More closures coming?
Despite being one of the men behind the closure of the Independent, Auckland himself remains a print devotee. “Everybody says: ‘Is print dead?’ Obviously I’m a slightly older person, but I don’t believe it. It’s not dead.
“I think you will still see weekly papers out there in 10,15, 20 years’ time. I think you’ll see daily papers out there. I think you’ll see free papers, like yours, Metro and the Standard out there.
“It’s just part of the evolution of the media business. Every time it happens, everybody screams ‘it’s the death knell, it’s all going to go away!’ It won’t.”
Auckland describes the Guardian – now the smallest paid-for daily national newspaper – as the “usual suspect” when asked what could close next. But he adds that he does not expect this to happen any time soon.
“And all the others, they’ve got some pain at the moment with what’s happening in the ad market, but no I can’t see that at all. I think all of those products will still be here in three to five years time, at least.”
Keeping a national newspaper alive is one thing. But Trinity Mirror this year attempted to launch one – New Day, which was closed less than three months after it was first published.
Was it always a no-hoper? “A brave attempt, but I’m not sure I’d have put all my money behind it, if you know what I’m saying? Good on Simon [Fox, the chief executive of Trinity Mirror] for trying it,” says Auckland.

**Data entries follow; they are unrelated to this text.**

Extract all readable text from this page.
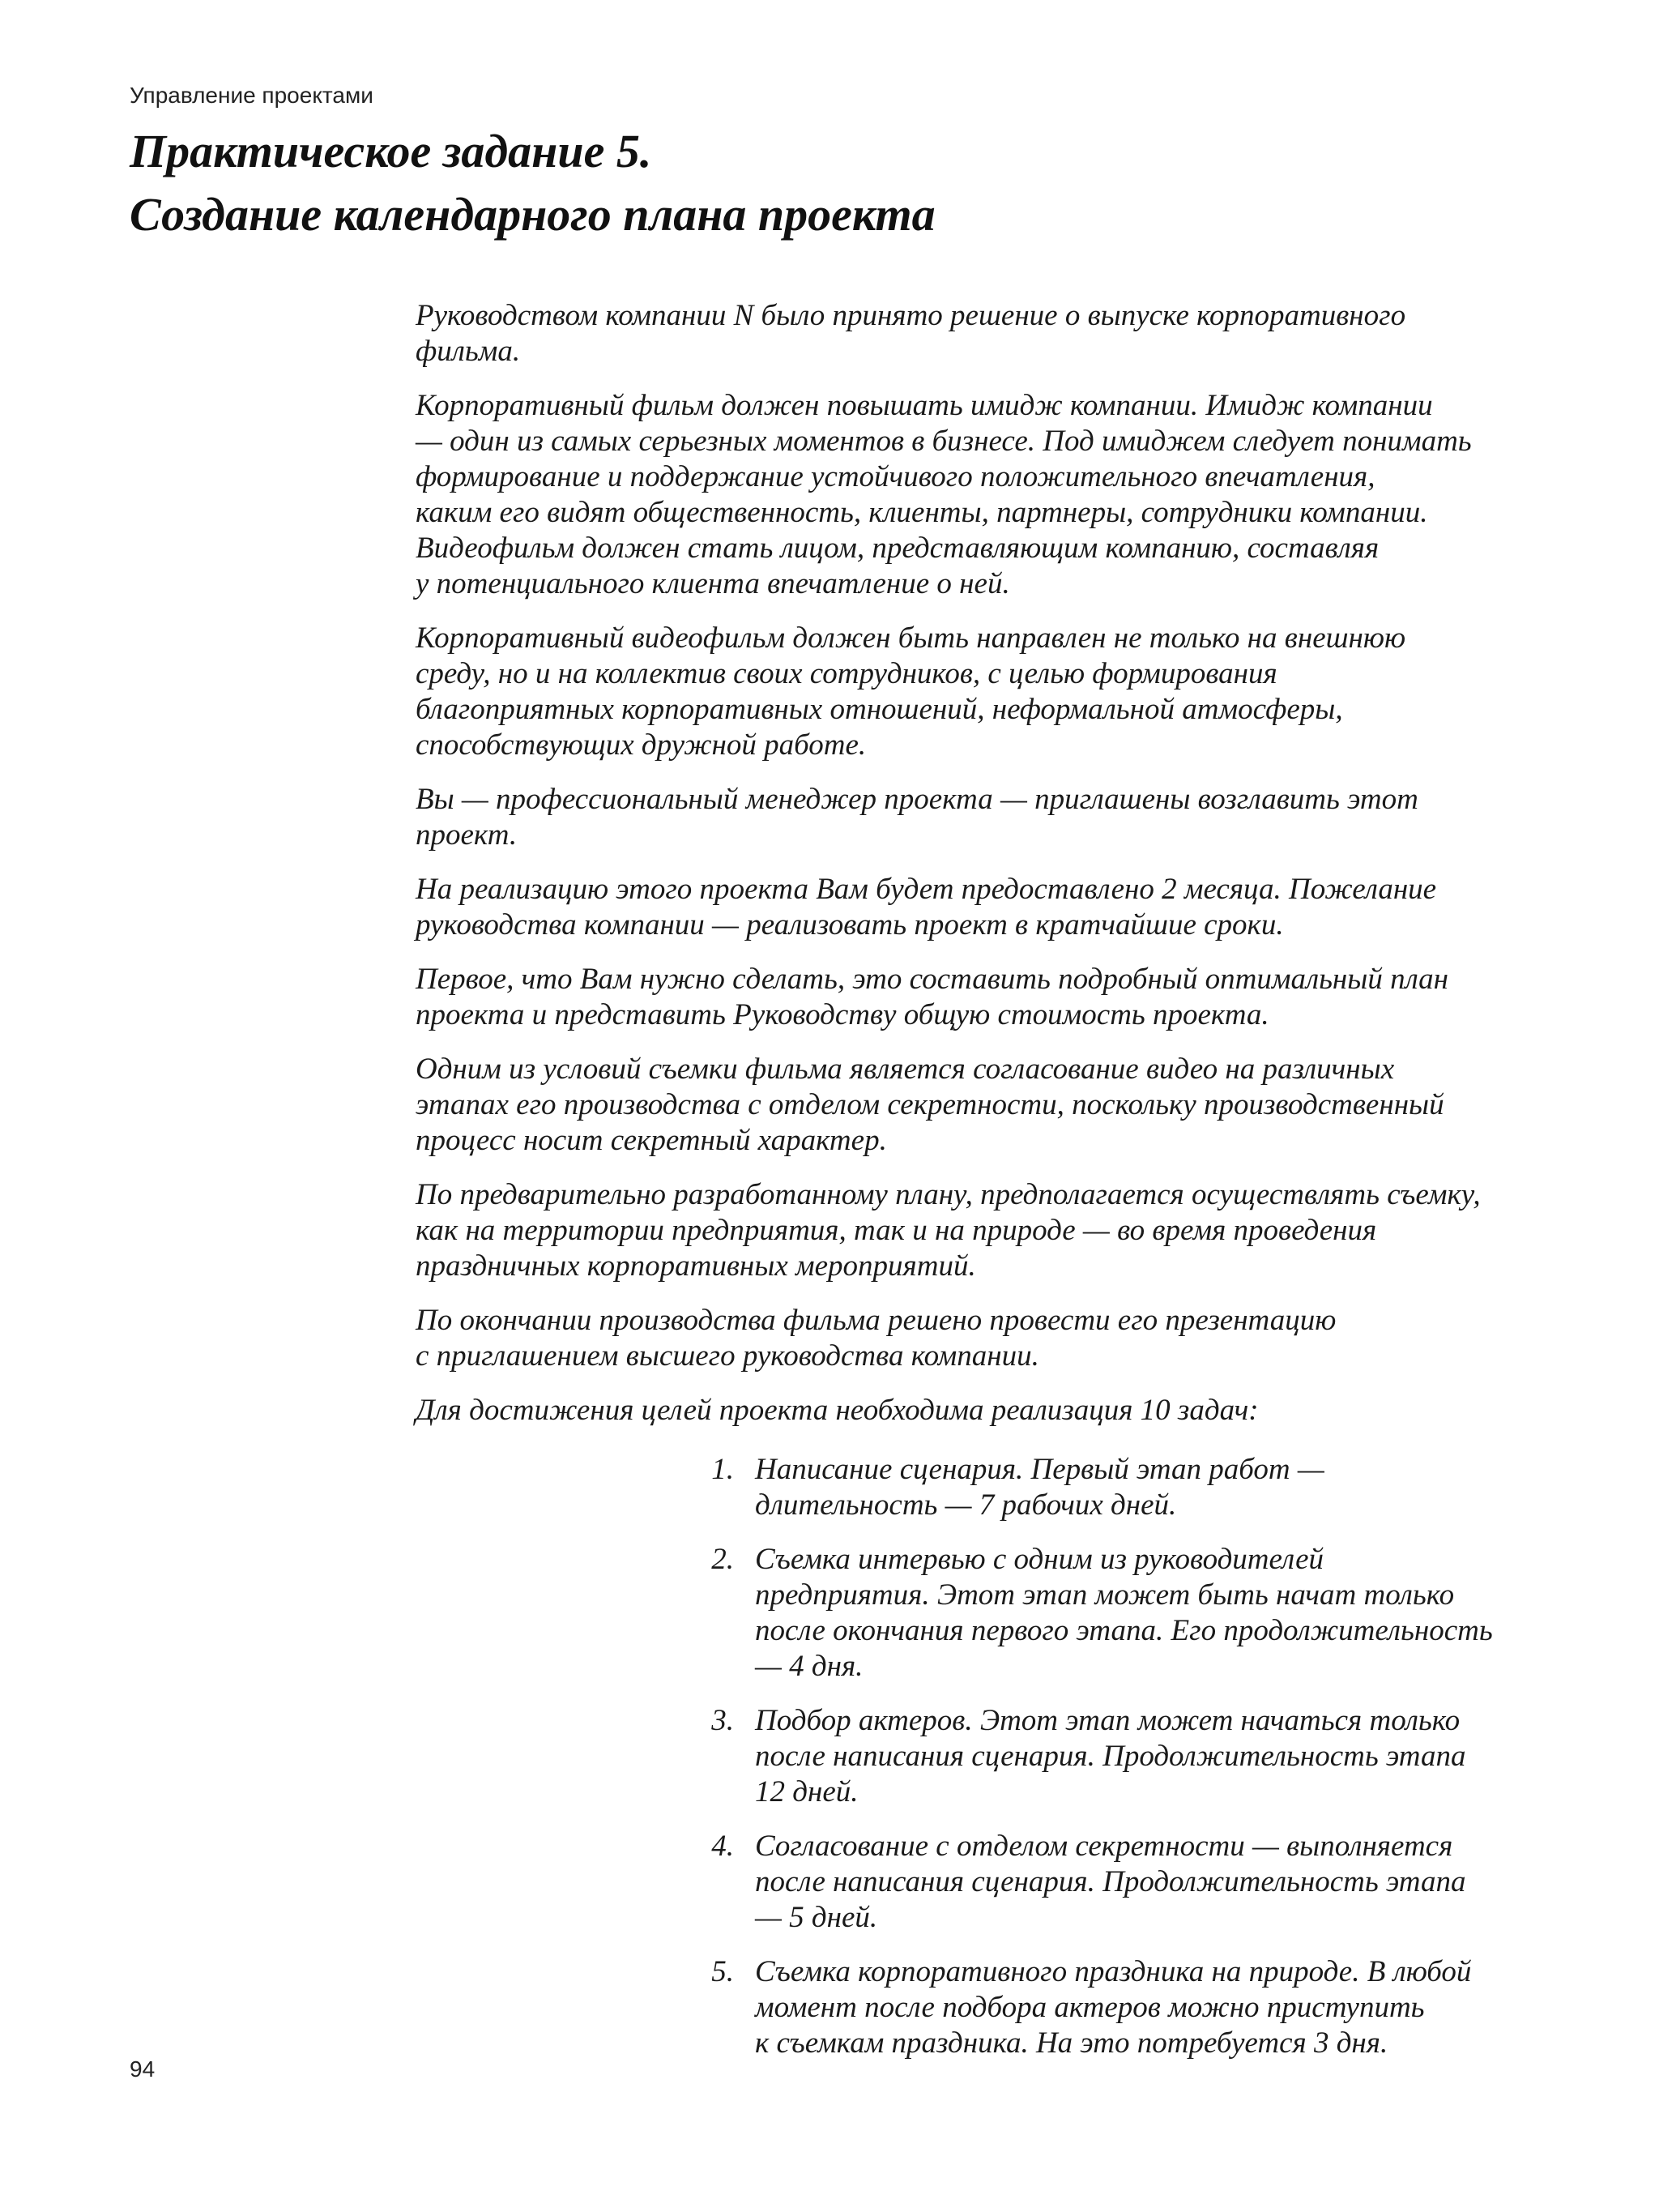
Управление проектами
Практическое задание 5.
Создание календарного плана проекта

Руководством компании N было принято решение о выпуске корпоративного
фильма.

Корпоративный фильм должен повышать имидж компании. Имидж компании
— один из самых серьезных моментов в бизнесе. Под имиджем следует понимать
формирование и поддержание устойчивого положительного впечатления,
каким его видят общественность, клиенты, партнеры, сотрудники компании.
Видеофильм должен стать лицом, представляющим компанию, составляя
у потенциального клиента впечатление о ней.

Корпоративный видеофильм должен быть направлен не только на внешнюю
среду, но и на коллектив своих сотрудников, с целью формирования
благоприятных корпоративных отношений, неформальной атмосферы,
способствующих дружной работе.

Вы — профессиональный менеджер проекта — приглашены возглавить этот
проект.

На реализацию этого проекта Вам будет предоставлено 2 месяца. Пожелание
руководства компании — реализовать проект в кратчайшие сроки.

Первое, что Вам нужно сделать, это составить подробный оптимальный план
проекта и представить Руководству общую стоимость проекта.

Одним из условий съемки фильма является согласование видео на различных
этапах его производства с отделом секретности, поскольку производственный
процесс носит секретный характер.

По предварительно разработанному плану, предполагается осуществлять съемку,
как на территории предприятия, так и на природе — во время проведения
праздничных корпоративных мероприятий.

По окончании производства фильма решено провести его презентацию
с приглашением высшего руководства компании.

Для достижения целей проекта необходима реализация 10 задач:

1. Написание сценария. Первый этап работ —
длительность — 7 рабочих дней.
2. Съемка интервью с одним из руководителей
предприятия. Этот этап может быть начат только
после окончания первого этапа. Его продолжительность
— 4 дня.
3. Подбор актеров. Этот этап может начаться только
после написания сценария. Продолжительность этапа
12 дней.
4. Согласование с отделом секретности — выполняется
после написания сценария. Продолжительность этапа
— 5 дней.
5. Съемка корпоративного праздника на природе. В любой
момент после подбора актеров можно приступить
к съемкам праздника. На это потребуется 3 дня.
94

“I understand why the Mirror launched it, and I understand the rationale behind it, and everything else. I think the sums of money that you would have needed to create a new market – which is really what they were trying for there – are substantial. And I think it’s very difficult to do these days.
“I think it was a brave attempt. But in the end – could it have been executed better? Question mark, dunno. While it might have looked good from a marketing point-of-view, reality might have told us otherwise. And reality has told us otherwise, really, hasn’t it, in the end?”
More cuts coming
Are more cuts likely to follow in the near future? “If you’ve got revenues decreasing by 15 per cent year on year, that is a lot of revenue coming out of the industry, and you have to be able to balance the books some way. Otherwise you’re into public closures. So unfortunately, yeah, there will be rationalisation.”
Auckland’s media experience extends far beyond Fleet Street. After starting his professional life as a teacher – “that was the successful part of my career” – he spent more than 20 years working on the Yorkshire Post.
He then moved on to the Metro newspaper, became group managing director of regional newspaper group Northcliffe and oversaw that company’s transformation into Local World, where he was group chief executive.
Auckland then returned to Metro as managing director for a short spell before taking the reins at ESI Media, publisher the Independent newspapers, Evening Standard and local TV station London Live.
“Good result, job done”
Auckland says he has left the company lighter, but in a good place.
Companies House documents published last month, for the year to September 2015, show the Independent website and Evening Standard are profitable.
London Live, meanwhile, reported a £6.3m loss, but this was an improvement on £11.6m the previous year – “it’s out of the hospital, if you like, and it’s in a lot better nick”.
So, with the company in a good place, why did Auckland leave after less than two years?
“I had a job to do there to make sure we restructured, to get ourselves on to a firmer footing,” he says. “You’ve then closed the Independent, sold off i – the business is a lot, lot, lot, lot smaller than it was when I came into it. So you say: ‘Right, job done on this, guys.’
“Because we know where we’re going in the future. No disrespect, it’s a lot smaller business and therefore, do I really want to be with that going forward? So, at the turn of the year, when we thought the [i] deal was going to go through, it was a case of… ‘Right, okay, leave it with those guys.’”
He adds: “Good result, job done, thanks very much. Next one.”